– Та поставлена в благодарность за то, что чума миновала Линц, – говорит он.
– Хотя ее можно рассматривать и как символ чумы, как раз оттуда и вышедшей.
– Поговори об этом с Соседями, – предлагает ему Я., – они скажут, что именно эта, венская, колонна является символом настоящей чумы. Ведь именно в Вене Герцль издал свою программную книжицу – “Еврейское Государство”.
– Надо бы приставить к колонне охрану, – забеспокоился В.
– Накаркаешь, – нахмурилась Котеночек.
Когда вечером они приходят в отель, Я. выливает воду из чайника в раковину, а пакетики чая достает из чемодана. Баронесса смотрит на него вопросительно.
– Я оставил на умывальнике крем для бритья с ивритской этикеткой – воду могли отравить.
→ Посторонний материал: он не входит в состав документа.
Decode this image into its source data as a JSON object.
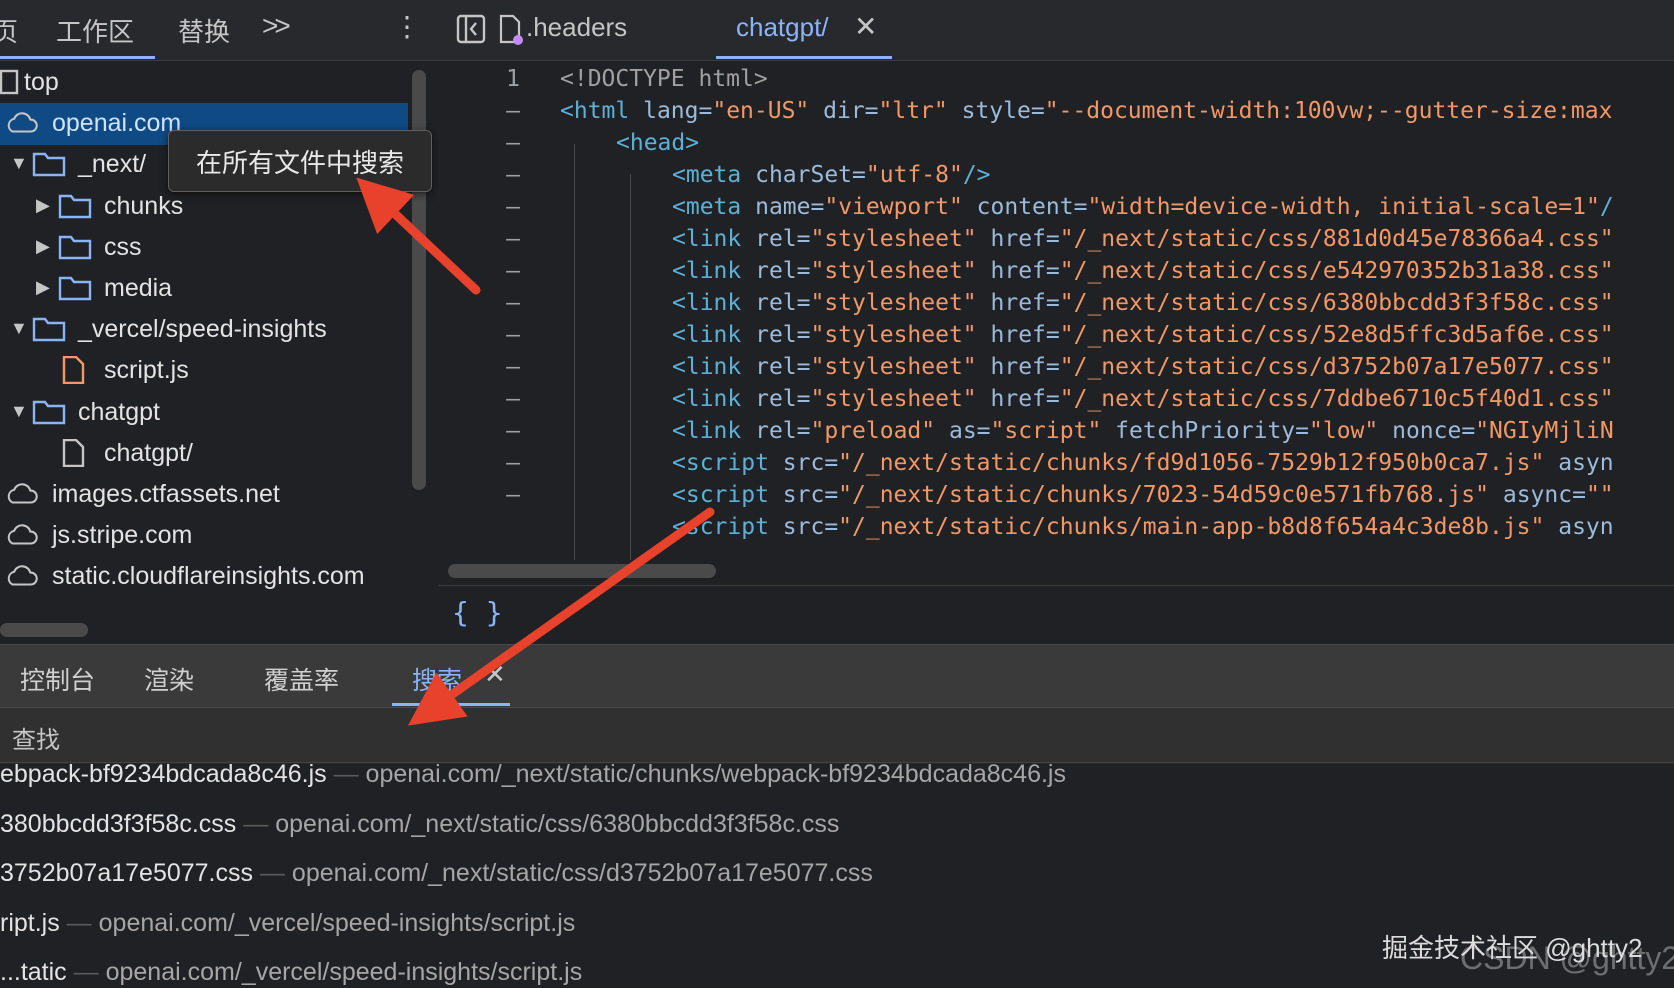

– Кто? О нашем приезде никому не известно. – Баронесса чувствует, что тут затевается для нее какой-то спектакль, и уж во всяком случае, она не намерена его срывать.
– Обслуживающий персонал отеля может быть родом с Ближнего Востока и испытывать к нам негативные чувства.
– Этого даже для Б. многовато. Я видела горничную в другом конце коридора, она по виду коренная австриячка.
– А, тогда все в порядке.
– Австрийским немцам ты доверяешь? – подыгрывает она, улыбаясь, но Я. вдруг становится серьезным.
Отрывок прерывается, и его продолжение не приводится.